Ele não faria queixas do amor. Mas às vezes ele se irrita.

"Ser atacado machuca. Você se sente como um espaguete entre milhares de mãos. Eles simplesmente rasgam você e puxam seu cabelo. E você sente que a qualquer momento irá se partir."

Sendo assim, Michael deve viajar com o sigilo velado de um paxá de uma filha estimada. Qualquer turismo é feito por detrás de sombras, vidro fumê de limosine e a sarja escura de um guarda-costas. Até mesmo num quarto de hotel, ele ouve mulheres gritarem e correrem como ratos na parede.

"Garotas no saguão, subindo as escadas... Você ouve os guardas tirando-as dos elevadores. Mas você fica em seu quarto e escreve uma canção. E quando você se cansa disso, conversa consigo mesmo. E deixa isso tudo sair no palco. É assim que é."

Sem argumentos - isto não é natural. Mas e aqueles manequins de loja? Não seria sinistro acordar no meio da noite com todos aqueles sorrisos de poliestireno?

"Oh, eu os darei nomes. Como as estátuas que você vê ali embaixo." Ele aponta para o grupo da sala de estar. "Eles têm nomes. Eu sinto como se eles os soubessem. Eu vou lá e converso com eles."

"Um ritmo incansável está sacudindo seu pé, e o recorte de jornal há muito tempo fora destruído. Michael é apológico, explicando que ele não consegue ficar sentado quieto por tanto tempo. Num impulso, ele decide nos levar de carro até a casa em construção. Embora seus pais tenham-no forçado a aprender há dois anos, Michael raramente dirige. Quando o faz, recusa-se a andar por auto-estradas, levando horas rodeando para evitá-las. Ele aprendeu o caminho de apenas umas poucas áreas "seguras" - para as casa dos irmãos, para o restaurante de comida natural e para o Kingdom Hall.
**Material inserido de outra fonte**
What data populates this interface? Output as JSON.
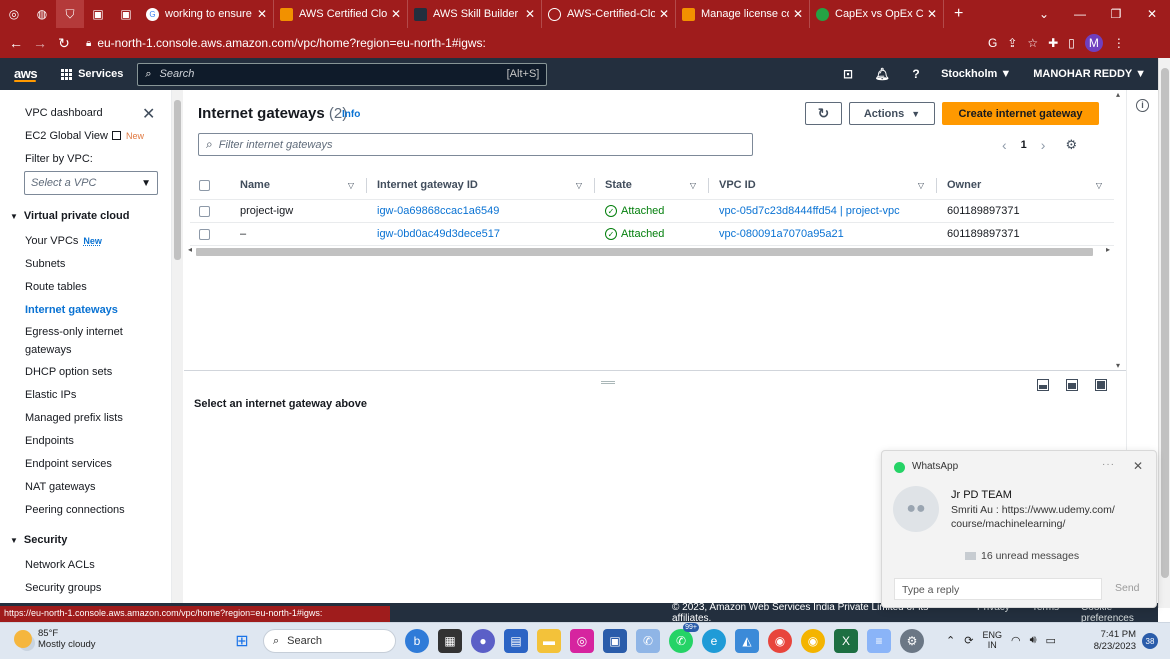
{
  "browser": {
    "tabs": [
      {
        "title": "working to ensure co",
        "icon_color": "#ffffff"
      },
      {
        "title": "AWS Certified Cloud P",
        "icon_color": "#f29100"
      },
      {
        "title": "AWS Skill Builder",
        "icon_color": "#232f3e"
      },
      {
        "title": "AWS-Certified-Cloud",
        "icon_color": "#ffffff"
      },
      {
        "title": "Manage license comp",
        "icon_color": "#f29100"
      },
      {
        "title": "CapEx vs OpEx Cloud",
        "icon_color": "#25a244"
      }
    ],
    "new_tab": "+",
    "url": "eu-north-1.console.aws.amazon.com/vpc/home?region=eu-north-1#igws:",
    "profile_initial": "M",
    "status_url": "https://eu-north-1.console.aws.amazon.com/vpc/home?region=eu-north-1#igws:",
    "theme_color": "#9f1c1c"
  },
  "awsnav": {
    "logo": "aws",
    "services": "Services",
    "search_placeholder": "Search",
    "search_shortcut": "[Alt+S]",
    "region": "Stockholm ▼",
    "user": "MANOHAR REDDY ▼"
  },
  "sidebar": {
    "dashboard": "VPC dashboard",
    "ec2_global_view": "EC2 Global View",
    "new_label": "New",
    "filter_label": "Filter by VPC:",
    "filter_placeholder": "Select a VPC",
    "section_vpc": "Virtual private cloud",
    "items": [
      {
        "label": "Your VPCs",
        "badge": "New"
      },
      {
        "label": "Subnets"
      },
      {
        "label": "Route tables"
      },
      {
        "label": "Internet gateways"
      },
      {
        "label": "Egress-only internet"
      },
      {
        "label": "gateways"
      },
      {
        "label": "DHCP option sets"
      },
      {
        "label": "Elastic IPs"
      },
      {
        "label": "Managed prefix lists"
      },
      {
        "label": "Endpoints"
      },
      {
        "label": "Endpoint services"
      },
      {
        "label": "NAT gateways"
      },
      {
        "label": "Peering connections"
      }
    ],
    "section_security": "Security",
    "security_items": [
      {
        "label": "Network ACLs"
      },
      {
        "label": "Security groups"
      }
    ]
  },
  "main": {
    "title": "Internet gateways",
    "count": "(2)",
    "info": "Info",
    "actions_label": "Actions",
    "create_label": "Create internet gateway",
    "filter_placeholder": "Filter internet gateways",
    "page_number": "1",
    "columns": [
      "Name",
      "Internet gateway ID",
      "State",
      "VPC ID",
      "Owner"
    ],
    "rows": [
      {
        "name": "project-igw",
        "igw_id": "igw-0a69868ccac1a6549",
        "state": "Attached",
        "vpc_id": "vpc-05d7c23d8444ffd54 | project-vpc",
        "owner": "601189897371"
      },
      {
        "name": "–",
        "igw_id": "igw-0bd0ac49d3dece517",
        "state": "Attached",
        "vpc_id": "vpc-080091a7070a95a21",
        "owner": "601189897371"
      }
    ],
    "details_message": "Select an internet gateway above"
  },
  "footer": {
    "copyright": "© 2023, Amazon Web Services India Private Limited or its affiliates.",
    "privacy": "Privacy",
    "terms": "Terms",
    "cookies": "Cookie preferences"
  },
  "whatsapp": {
    "app": "WhatsApp",
    "more": "···",
    "sender": "Jr PD TEAM",
    "message": "Smriti Au : https://www.udemy.com/ course/machinelearning/",
    "unread": "16 unread messages",
    "reply_placeholder": "Type a reply",
    "send": "Send"
  },
  "taskbar": {
    "temperature": "85°F",
    "weather": "Mostly cloudy",
    "search": "Search",
    "badge": "99+",
    "lang_top": "ENG",
    "lang_bottom": "IN",
    "time": "7:41 PM",
    "date": "8/23/2023",
    "notifications": "38"
  }
}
Primeiro, Muscles deve ser preso. "Ele é realmente manso", Michael diz ao desenrolar a serpente do corrimão. "Gostaria que você o segurasse antes de ir."

Isto não soou como uma brincadeira, e Michael não forçaria uma decisão. Mas medo de entrevistadores pode ser simplesmente tão profundo quanto medo de cobras, e ao consentir em falar, disseram a Michael o mesmo que ele me dizia agora: "Confie em em mim. Ele não machucará você."

Concordamos. Muscles mexe-se. Sua língua está seca. Ele só faz cócegas. Bloqueie o medo primitivo e pense que isso poderia ser o bigode de um gatinho. "Você realmente acredita", diz Michael, "com o poder da razão, que este animal não ferirá você, certo? Mas existe esse medo, construído no mundo, pelo que as pessoas dizem, que fazem você assustar-se assim."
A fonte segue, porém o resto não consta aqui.